Il faut aussi noter la capacité du cinéma documentaire à lier l’être humain à la nature. Parfois pour décrire une totale harmonie, lorsqu’un preneur de son reconnecte avec un champ dans On the battlefield réalisé par le collectif Little Egypt, ou lorsqu’une communauté de Guinée-Bissau se consacre aux pratiques agro poétiques dans Resonance Spiral. Parfois, l’humain agit directement sur la nature pour sauver une espèce d’hirondelles dans Homing de Tamer Hassan, ou pour étudier le comportement d’insectes dans Modèle Animal et, dans ce second cas, nous avons plus de réserves sur le bien-fondé de l’opération.

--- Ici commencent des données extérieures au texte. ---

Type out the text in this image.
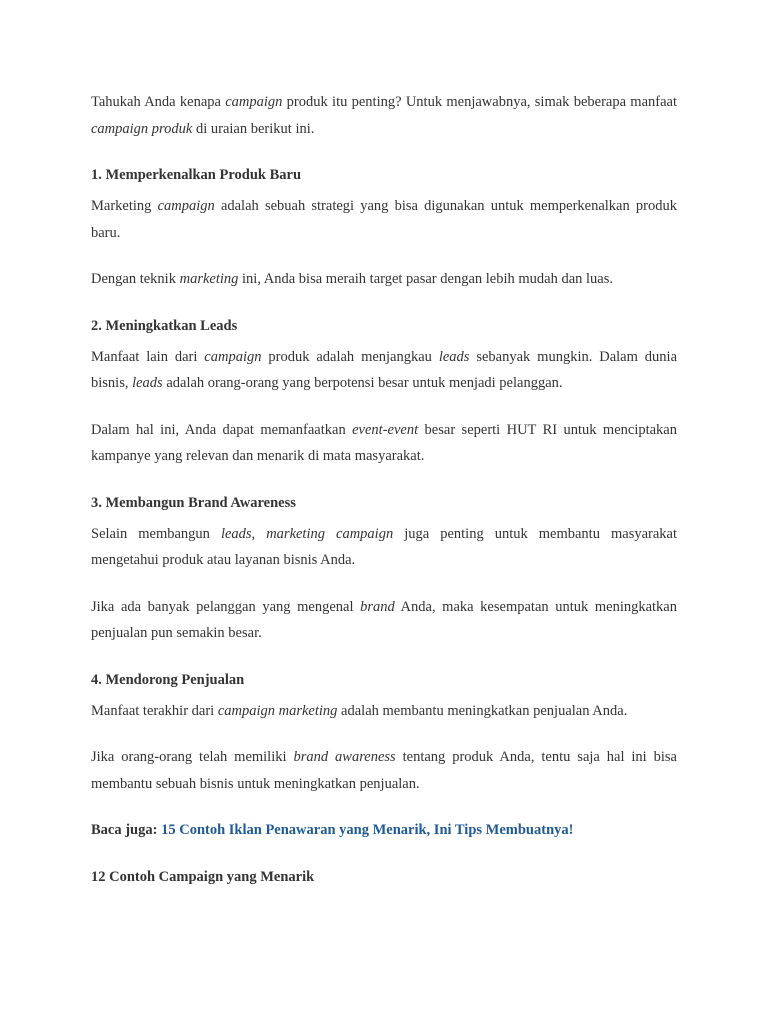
Tahukah Anda kenapa campaign produk itu penting? Untuk menjawabnya, simak beberapa manfaat campaign produk di uraian berikut ini.

1. Memperkenalkan Produk Baru

Marketing campaign adalah sebuah strategi yang bisa digunakan untuk memperkenalkan produk baru.

Dengan teknik marketing ini, Anda bisa meraih target pasar dengan lebih mudah dan luas.

2. Meningkatkan Leads

Manfaat lain dari campaign produk adalah menjangkau leads sebanyak mungkin. Dalam dunia bisnis, leads adalah orang-orang yang berpotensi besar untuk menjadi pelanggan.

Dalam hal ini, Anda dapat memanfaatkan event-event besar seperti HUT RI untuk menciptakan kampanye yang relevan dan menarik di mata masyarakat.

3. Membangun Brand Awareness

Selain membangun leads, marketing campaign juga penting untuk membantu masyarakat mengetahui produk atau layanan bisnis Anda.

Jika ada banyak pelanggan yang mengenal brand Anda, maka kesempatan untuk meningkatkan penjualan pun semakin besar.

4. Mendorong Penjualan

Manfaat terakhir dari campaign marketing adalah membantu meningkatkan penjualan Anda.

Jika orang-orang telah memiliki brand awareness tentang produk Anda, tentu saja hal ini bisa membantu sebuah bisnis untuk meningkatkan penjualan.

Baca juga: 15 Contoh Iklan Penawaran yang Menarik, Ini Tips Membuatnya!

12 Contoh Campaign yang Menarik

Enfin, pour terminer ce tour d’horizon d’un festival qu’il serait difficile de résumer en un simple texte récapitulatif, on constate que le cinéma documentaire parle d’abord de notre monde et de son actualité. Une actualité tragique dans The Roller, the life, the fight, réalisé par Elettra Bisogno et Hazem Alqaddi qui relate la rencontre entre un réfugié gazaoui et une étudiante italienne. Au contraire, même si The Garden Cadences de Dane Komljen raconte les derniers jours du collectif queer-féministe les Mollies, le cinéaste parvient à trouver un élan d’espoir en filmant des fleurs aux couleurs exacerbées. Comme le festival tout entier dont Direct Action de Guillaume Cailleau et Ben Russell est sûrement l’exemple le plus frappant, c’est dans un mouvement dissident que se crée le cinéma/futur qui tente par tous les moyens de briser les codes.